Asymmetric-flow field-flow fractionation of prions reveals a strain-specific continuum of quaternary structures with protease resistance developing at a hydrodynamic radius of 15 nm

Prion diseases are transmissible neurodegenerative disorders that affect mammals, including humans. The central molecular event is the conversion of cellular prion glycoprotein, PrP(C), into a plethora of assemblies, PrP(Sc), associated with disease. Distinct phenotypes of disease led to the concept of prion strains, which are associated with distinct PrP(Sc) structures. However, the degree to which intra- and inter-strain PrP(Sc) heterogeneity contributes to disease pathogenesis remains unclear. Addressing this question requires the precise isolation and characterization of all PrP(Sc) subpopulations from the prion-infected brains. Until now, this has been challenging.
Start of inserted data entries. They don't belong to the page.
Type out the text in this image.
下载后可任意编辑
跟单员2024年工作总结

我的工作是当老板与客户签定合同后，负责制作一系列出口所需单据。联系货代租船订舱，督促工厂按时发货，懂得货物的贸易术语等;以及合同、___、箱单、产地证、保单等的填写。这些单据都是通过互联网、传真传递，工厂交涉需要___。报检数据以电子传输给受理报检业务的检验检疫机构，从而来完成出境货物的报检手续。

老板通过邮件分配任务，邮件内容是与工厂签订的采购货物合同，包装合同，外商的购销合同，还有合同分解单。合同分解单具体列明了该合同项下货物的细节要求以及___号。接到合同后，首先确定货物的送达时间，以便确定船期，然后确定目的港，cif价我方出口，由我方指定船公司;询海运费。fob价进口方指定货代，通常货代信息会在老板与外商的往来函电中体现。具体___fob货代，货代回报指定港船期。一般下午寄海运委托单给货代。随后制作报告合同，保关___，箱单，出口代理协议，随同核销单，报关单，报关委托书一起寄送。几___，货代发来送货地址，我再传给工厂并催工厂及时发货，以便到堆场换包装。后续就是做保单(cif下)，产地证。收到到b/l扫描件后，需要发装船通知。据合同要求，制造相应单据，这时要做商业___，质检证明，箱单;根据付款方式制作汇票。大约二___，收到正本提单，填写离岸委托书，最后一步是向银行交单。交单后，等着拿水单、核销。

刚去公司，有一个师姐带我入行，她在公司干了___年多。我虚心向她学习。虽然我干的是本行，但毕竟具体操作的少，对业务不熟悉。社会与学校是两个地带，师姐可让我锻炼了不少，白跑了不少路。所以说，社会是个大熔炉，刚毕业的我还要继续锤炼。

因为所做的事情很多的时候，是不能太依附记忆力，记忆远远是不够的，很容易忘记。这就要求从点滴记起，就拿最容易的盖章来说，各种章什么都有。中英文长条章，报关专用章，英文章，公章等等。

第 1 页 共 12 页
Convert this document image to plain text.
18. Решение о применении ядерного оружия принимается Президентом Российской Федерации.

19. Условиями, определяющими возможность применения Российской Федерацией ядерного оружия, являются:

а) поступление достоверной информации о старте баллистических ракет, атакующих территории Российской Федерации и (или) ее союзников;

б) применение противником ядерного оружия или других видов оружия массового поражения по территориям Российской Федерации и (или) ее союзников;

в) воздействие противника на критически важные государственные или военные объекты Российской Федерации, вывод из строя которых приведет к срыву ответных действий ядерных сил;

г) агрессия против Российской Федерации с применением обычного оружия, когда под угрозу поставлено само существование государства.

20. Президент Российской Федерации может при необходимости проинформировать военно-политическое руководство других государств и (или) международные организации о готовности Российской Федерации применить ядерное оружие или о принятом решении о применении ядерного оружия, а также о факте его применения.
We used asymmetric-flow field-flow fractionation (AF4) to isolate all PrP(Sc) subpopulations from brains of hamsters infected with three prion strains: Hyper (HY) and 263K, which produce almost identical phenotypes, and Drowsy (DY), a strain with a distinct presentation. In-line dynamic and multi-angle light scattering (DLS/MALS) data provided accurate measurements of particle sizes and estimation of the shape and number of PrP(Sc) particles. We found that each strain had a continuum of PrP(Sc) assemblies, with strong correlation between PrP(Sc) quaternary structure and phenotype. HY and 263K were enriched with large, protease-resistant PrP(Sc) aggregates, whereas DY consisted primarily of smaller, more protease-sensitive aggregates. For all strains, a transition from protease-sensitive to protease-resistant PrP(Sc) took place at a hydrodynamic radius (R(h)) of 15 nm and was accompanied by a change in glycosylation and seeding activity. Our results show that the combination of AF4 with in-line MALS/DLS is a powerful tool for analyzing PrP(Sc) subpopulations and demonstrate that while PrP(Sc) quaternary structure is a major contributor to PrP(Sc) structural heterogeneity, a fundamental change, likely in secondary/tertiary structure, prevents PrP(Sc) particles from maintaining proteinase K resistance below an R(h) of 15 nm, regardless of strain. This results in two biochemically distinctive subpopulations, the proportion, seeding activity, and stability of which correlate with prion strain phenotype.